Ask and You Shall Receive
A simple suggestion can go a long way; however, it’s not out of line to ask if anyone knows a potential applicant who would align with the organizations' goals of increased diversity. Granted, it greatly helps if a culture of diversity is already in place. Make it clear to your employees that you are willing to consider applicants from different industries and sectors. By doing so, you guarantee a long term contribution coming from a diversity of backgrounds.
Across the board, internal referrals and non-referrals need to be given the same treatment and go through all the same screening processes. Now this can be a difficult request to make as referrals are often perceived as a quick fix to a sticky situation. However, when you have to analyze your applicants, apples-to-apples, you will be creating a situation that no longer favors the easy fix, and leaves your organization more open to a diverse hire.
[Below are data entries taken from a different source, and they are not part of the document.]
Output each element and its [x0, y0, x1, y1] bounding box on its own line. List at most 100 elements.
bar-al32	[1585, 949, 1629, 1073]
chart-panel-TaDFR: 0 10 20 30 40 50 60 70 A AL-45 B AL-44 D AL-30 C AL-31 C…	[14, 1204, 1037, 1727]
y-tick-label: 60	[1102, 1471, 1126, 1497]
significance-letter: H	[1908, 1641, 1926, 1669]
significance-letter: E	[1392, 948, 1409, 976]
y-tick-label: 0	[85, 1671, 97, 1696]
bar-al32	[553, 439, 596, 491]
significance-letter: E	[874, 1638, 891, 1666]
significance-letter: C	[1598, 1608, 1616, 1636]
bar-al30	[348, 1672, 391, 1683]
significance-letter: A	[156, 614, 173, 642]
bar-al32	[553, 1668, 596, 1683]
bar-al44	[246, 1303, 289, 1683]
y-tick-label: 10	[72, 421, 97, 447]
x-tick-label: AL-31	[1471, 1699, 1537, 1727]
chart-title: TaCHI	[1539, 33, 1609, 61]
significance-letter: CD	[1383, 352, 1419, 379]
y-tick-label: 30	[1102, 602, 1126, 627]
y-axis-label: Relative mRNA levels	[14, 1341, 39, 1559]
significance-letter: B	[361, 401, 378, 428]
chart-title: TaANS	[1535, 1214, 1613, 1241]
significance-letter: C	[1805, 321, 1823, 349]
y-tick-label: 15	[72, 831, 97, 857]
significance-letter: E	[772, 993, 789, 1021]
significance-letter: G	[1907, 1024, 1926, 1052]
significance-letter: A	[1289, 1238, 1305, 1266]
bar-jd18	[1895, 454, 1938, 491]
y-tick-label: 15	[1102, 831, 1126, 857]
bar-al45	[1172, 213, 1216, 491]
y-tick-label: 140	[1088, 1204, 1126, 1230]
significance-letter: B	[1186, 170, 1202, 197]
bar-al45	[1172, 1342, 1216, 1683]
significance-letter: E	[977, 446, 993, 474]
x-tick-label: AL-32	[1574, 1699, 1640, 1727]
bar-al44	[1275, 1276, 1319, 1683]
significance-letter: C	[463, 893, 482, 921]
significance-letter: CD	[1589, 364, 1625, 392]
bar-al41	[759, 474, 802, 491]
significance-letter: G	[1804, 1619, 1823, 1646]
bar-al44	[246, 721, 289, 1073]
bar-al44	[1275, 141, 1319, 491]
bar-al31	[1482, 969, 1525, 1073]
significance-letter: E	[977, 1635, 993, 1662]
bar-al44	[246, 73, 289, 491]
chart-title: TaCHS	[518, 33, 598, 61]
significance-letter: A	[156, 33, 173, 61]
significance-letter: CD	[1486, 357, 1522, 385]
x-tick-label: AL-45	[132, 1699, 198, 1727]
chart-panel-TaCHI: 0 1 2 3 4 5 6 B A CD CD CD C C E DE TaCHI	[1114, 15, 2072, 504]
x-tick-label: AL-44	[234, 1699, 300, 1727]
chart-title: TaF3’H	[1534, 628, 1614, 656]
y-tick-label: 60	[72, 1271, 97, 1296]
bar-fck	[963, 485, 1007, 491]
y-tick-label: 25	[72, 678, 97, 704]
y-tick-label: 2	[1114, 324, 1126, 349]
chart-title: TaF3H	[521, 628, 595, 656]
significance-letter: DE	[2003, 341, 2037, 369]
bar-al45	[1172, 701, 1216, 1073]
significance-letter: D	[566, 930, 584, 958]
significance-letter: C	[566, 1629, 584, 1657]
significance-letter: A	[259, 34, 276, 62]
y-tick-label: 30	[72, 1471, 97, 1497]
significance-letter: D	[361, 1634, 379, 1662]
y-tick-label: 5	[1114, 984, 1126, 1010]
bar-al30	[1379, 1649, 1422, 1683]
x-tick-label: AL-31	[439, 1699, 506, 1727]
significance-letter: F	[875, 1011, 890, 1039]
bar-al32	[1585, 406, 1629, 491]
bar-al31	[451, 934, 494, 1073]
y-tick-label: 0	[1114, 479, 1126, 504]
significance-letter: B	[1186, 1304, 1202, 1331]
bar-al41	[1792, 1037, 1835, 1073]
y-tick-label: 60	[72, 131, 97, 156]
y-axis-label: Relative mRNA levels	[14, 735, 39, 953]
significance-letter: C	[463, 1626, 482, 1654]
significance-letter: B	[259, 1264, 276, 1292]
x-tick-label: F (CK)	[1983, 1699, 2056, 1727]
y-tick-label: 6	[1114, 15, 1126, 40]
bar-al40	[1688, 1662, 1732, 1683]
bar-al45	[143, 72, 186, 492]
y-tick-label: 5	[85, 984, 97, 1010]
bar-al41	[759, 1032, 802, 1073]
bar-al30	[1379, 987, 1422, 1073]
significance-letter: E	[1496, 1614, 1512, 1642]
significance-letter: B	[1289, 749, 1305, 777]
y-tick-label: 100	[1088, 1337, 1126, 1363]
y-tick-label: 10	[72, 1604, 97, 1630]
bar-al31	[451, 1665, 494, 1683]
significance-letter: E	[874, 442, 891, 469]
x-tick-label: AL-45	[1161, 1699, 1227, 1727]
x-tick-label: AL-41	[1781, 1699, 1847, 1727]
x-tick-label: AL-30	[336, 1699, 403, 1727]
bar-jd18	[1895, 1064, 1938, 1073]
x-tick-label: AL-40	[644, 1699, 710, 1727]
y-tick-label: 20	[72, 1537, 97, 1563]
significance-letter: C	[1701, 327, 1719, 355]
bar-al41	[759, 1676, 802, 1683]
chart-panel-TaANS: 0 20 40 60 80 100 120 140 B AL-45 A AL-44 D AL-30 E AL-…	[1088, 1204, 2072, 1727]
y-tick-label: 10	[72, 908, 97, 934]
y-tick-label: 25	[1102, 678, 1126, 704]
In the hiring equation we are quick to blame our tools or technology as our point of failure. Surely, if only our career portal was better optimized and communicated more strongly to diverse groups all our recruiting woes would be fixed! In reality though, the human element can be most responsible for recruiting efforts to fall flat, especially those related to referral hiring. These fails normally come along as unconscious biases. What does this mean to you? This means there are the biases that often disguise themselves as pesky “gut feelings.” These don’t necessarily reflect poorly on the person reviewing the applicant, but speaks more to the years of experiences and cultural conditioning they may have received to create it. A way to eliminate this is by stripping down a candidate's resume to purely the facts. Take away names, pictures (if applicable), and even names of schools. Leave purely relevant information to the needs of the position. Anything more is just extra noise that could distract you into making a poor decision for cultural diversity.
The main takeaway here is that referrals can only kill an organization’s diversity if you let it. By following a few easy tips and fostering a strong culture of diversity to start, referral hiring can continue to be the best tool available to source diverse long term hires, while also improving your organization's business growth.